É inevitável que as tecnologias de distribuição de conteúdo avancem, se popularizem e se aprimorem, tornando qualquer conteúdo disponível em qualquer local. Afinal, é disso que se trata a “TV everywhere”. A evolução tecnológica também barateia a produção de conteúdo e, consequentemente, diminui barreiras de entrada.

Vistas de uma perspectiva conformista e fatalista, estas mudanças são ameaças à produção de conteúdo local. Neste cenário, países como o Brasil estariam condenados à desnacionalização da produção de conteúdo. Sem condições de competir.

Vistas por outra perspectiva, as mudanças tecnológicas apagam ou enfraquecem as barreiras linguísticas e culturais. Podem representar uma grande oportunidade de integração do país a cadeia de produção global de conteúdo e resultar em indústria vibrante, competitiva e exportadora.

Talento, tecnologia e recursos humanos não faltam para isto.
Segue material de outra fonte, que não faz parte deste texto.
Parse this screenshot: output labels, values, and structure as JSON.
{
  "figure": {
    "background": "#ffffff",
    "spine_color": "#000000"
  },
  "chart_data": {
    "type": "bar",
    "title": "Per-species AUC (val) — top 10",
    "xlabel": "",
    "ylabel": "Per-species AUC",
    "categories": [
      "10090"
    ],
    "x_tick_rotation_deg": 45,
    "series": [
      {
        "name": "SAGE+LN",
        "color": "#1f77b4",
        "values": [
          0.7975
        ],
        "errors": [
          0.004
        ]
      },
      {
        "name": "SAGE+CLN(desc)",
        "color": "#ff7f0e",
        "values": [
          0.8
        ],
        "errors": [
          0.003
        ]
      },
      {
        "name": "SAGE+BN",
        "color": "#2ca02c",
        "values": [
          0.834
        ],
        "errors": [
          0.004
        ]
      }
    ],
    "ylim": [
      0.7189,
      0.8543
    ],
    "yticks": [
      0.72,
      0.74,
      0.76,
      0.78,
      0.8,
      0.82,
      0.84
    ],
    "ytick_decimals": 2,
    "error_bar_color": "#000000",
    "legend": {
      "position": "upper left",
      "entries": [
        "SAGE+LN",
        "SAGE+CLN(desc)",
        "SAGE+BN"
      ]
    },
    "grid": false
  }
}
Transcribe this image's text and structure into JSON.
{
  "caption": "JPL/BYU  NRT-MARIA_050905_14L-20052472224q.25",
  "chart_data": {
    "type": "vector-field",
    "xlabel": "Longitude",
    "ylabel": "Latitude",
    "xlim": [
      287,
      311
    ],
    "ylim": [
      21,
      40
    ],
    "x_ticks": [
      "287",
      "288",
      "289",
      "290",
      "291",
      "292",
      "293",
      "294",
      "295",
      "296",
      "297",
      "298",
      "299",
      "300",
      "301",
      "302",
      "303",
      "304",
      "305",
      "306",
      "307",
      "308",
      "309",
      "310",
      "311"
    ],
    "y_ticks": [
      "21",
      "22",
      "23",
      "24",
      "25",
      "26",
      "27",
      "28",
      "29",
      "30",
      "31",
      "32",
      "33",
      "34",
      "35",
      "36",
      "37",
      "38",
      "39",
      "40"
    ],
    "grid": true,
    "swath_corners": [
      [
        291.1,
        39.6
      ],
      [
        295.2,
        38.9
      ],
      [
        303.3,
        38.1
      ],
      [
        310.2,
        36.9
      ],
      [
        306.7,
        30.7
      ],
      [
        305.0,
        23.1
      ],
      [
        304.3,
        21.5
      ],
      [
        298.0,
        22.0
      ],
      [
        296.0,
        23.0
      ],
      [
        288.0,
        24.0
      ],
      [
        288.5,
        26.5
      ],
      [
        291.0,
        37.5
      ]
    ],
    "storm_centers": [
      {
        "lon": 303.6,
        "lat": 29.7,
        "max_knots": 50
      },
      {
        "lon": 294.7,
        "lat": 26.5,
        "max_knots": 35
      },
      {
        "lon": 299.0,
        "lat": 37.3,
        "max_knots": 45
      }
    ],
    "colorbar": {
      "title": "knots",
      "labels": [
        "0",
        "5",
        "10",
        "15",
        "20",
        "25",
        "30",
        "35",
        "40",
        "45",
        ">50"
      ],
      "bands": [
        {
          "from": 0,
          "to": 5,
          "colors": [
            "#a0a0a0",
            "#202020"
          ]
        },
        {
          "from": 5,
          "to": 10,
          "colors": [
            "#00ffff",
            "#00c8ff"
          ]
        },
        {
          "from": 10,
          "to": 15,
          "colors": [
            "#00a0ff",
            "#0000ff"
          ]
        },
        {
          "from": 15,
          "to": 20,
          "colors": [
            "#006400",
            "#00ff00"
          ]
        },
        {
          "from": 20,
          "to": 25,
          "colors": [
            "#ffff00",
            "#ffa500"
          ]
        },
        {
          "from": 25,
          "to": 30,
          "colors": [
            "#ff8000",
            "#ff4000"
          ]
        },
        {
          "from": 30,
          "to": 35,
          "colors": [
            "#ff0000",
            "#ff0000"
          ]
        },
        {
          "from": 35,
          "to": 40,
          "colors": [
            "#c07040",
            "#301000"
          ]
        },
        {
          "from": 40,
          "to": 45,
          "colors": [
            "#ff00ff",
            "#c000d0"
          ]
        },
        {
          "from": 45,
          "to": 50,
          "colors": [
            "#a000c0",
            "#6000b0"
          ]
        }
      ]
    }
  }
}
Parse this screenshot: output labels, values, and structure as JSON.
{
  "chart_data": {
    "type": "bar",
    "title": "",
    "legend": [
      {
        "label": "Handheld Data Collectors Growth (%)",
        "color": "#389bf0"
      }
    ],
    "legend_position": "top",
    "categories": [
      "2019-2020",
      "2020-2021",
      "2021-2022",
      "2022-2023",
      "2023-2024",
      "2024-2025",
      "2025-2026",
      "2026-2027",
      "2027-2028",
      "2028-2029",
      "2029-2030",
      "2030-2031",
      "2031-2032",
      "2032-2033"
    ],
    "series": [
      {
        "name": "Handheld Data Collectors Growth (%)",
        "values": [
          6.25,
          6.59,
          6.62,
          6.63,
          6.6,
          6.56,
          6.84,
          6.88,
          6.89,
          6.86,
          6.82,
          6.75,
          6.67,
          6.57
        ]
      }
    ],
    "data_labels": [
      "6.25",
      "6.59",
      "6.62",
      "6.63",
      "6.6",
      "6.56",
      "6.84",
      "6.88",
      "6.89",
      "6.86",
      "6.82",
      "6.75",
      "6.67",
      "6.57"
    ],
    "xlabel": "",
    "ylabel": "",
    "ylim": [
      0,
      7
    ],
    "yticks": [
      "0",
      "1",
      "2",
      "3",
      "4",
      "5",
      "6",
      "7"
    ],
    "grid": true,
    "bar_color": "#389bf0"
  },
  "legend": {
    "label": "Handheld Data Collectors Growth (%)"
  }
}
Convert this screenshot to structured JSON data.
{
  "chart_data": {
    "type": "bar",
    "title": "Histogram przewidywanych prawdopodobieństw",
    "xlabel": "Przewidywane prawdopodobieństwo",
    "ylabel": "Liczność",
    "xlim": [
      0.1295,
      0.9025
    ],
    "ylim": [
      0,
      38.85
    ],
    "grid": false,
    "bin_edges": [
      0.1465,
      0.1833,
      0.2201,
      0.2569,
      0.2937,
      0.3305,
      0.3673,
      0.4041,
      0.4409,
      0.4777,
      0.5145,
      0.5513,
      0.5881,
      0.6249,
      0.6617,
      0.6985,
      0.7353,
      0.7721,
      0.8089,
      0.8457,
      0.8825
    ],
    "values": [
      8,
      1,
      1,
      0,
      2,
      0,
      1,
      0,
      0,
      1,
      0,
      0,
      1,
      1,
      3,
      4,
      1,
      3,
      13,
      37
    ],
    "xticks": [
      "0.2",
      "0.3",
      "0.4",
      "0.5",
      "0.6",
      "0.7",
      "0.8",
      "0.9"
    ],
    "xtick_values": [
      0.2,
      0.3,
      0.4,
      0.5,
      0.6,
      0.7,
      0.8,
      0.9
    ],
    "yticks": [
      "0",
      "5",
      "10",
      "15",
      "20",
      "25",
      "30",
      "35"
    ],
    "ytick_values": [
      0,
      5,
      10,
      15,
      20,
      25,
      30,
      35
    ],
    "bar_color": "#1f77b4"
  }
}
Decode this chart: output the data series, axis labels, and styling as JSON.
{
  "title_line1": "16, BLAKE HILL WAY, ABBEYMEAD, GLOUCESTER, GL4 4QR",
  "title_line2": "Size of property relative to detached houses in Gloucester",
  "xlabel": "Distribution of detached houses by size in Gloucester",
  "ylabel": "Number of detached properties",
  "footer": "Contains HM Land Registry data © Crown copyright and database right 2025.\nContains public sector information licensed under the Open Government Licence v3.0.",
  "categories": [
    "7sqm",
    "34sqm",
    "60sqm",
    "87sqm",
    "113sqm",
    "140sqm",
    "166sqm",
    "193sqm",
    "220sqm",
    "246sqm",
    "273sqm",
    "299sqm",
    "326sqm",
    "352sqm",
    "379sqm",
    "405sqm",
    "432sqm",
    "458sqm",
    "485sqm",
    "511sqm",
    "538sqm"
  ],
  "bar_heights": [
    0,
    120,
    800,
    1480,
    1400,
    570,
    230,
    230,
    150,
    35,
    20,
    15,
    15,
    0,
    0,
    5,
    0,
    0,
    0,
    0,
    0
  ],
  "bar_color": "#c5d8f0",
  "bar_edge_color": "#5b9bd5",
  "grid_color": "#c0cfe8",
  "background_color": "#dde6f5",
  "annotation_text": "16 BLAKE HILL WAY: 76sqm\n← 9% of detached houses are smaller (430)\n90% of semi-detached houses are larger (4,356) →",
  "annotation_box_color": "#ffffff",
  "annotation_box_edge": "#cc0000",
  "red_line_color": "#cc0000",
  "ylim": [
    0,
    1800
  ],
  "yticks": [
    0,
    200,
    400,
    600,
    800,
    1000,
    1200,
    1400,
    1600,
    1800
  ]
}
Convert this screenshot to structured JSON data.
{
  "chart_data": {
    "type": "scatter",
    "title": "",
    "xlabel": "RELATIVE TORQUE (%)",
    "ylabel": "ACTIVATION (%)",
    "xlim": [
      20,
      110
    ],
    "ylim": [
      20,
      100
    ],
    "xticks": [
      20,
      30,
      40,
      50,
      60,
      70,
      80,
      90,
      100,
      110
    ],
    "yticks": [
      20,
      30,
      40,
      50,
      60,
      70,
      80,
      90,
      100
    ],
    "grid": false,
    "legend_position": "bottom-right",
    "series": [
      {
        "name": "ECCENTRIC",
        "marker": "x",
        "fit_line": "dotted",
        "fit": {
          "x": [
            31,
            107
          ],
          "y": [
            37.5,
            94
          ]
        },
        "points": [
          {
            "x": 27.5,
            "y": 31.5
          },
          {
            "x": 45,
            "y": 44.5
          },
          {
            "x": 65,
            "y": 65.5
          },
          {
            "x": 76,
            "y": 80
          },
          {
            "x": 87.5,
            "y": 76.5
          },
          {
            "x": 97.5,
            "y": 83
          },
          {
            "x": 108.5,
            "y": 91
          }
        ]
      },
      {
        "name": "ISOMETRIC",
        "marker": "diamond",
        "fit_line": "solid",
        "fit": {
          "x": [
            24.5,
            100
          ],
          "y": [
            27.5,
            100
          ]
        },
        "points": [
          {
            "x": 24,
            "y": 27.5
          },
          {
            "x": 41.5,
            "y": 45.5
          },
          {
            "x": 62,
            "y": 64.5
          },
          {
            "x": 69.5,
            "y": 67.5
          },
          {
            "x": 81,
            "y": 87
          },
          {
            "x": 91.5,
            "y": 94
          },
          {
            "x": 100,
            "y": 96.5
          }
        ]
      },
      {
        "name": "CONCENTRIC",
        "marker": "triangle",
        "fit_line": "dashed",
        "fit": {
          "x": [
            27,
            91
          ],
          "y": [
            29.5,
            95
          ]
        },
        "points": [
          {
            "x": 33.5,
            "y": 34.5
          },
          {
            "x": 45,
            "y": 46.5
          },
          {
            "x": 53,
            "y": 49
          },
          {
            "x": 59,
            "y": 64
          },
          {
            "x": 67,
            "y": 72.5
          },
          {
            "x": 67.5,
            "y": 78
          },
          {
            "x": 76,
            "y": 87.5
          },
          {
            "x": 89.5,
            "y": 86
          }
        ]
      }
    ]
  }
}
Falta um modelo de desenvolvimento para a indústria de conteúdo brasileira. E, claro, um debate mais objetivo. Ser ou não competitivo não é fatalidade. É escolha.

 

Elton Simoes (ca.linkedin.com/in/eltonsimoes/ ) é profissional com larga experiência nas áreas telecomunicações, mídia e entretenimento no Brasil, na Europa, nos EUA, no Canadá e na América Latina. Atualmente atua como consultor, árbitro e mediador, baseado em Vancouver, Canadá.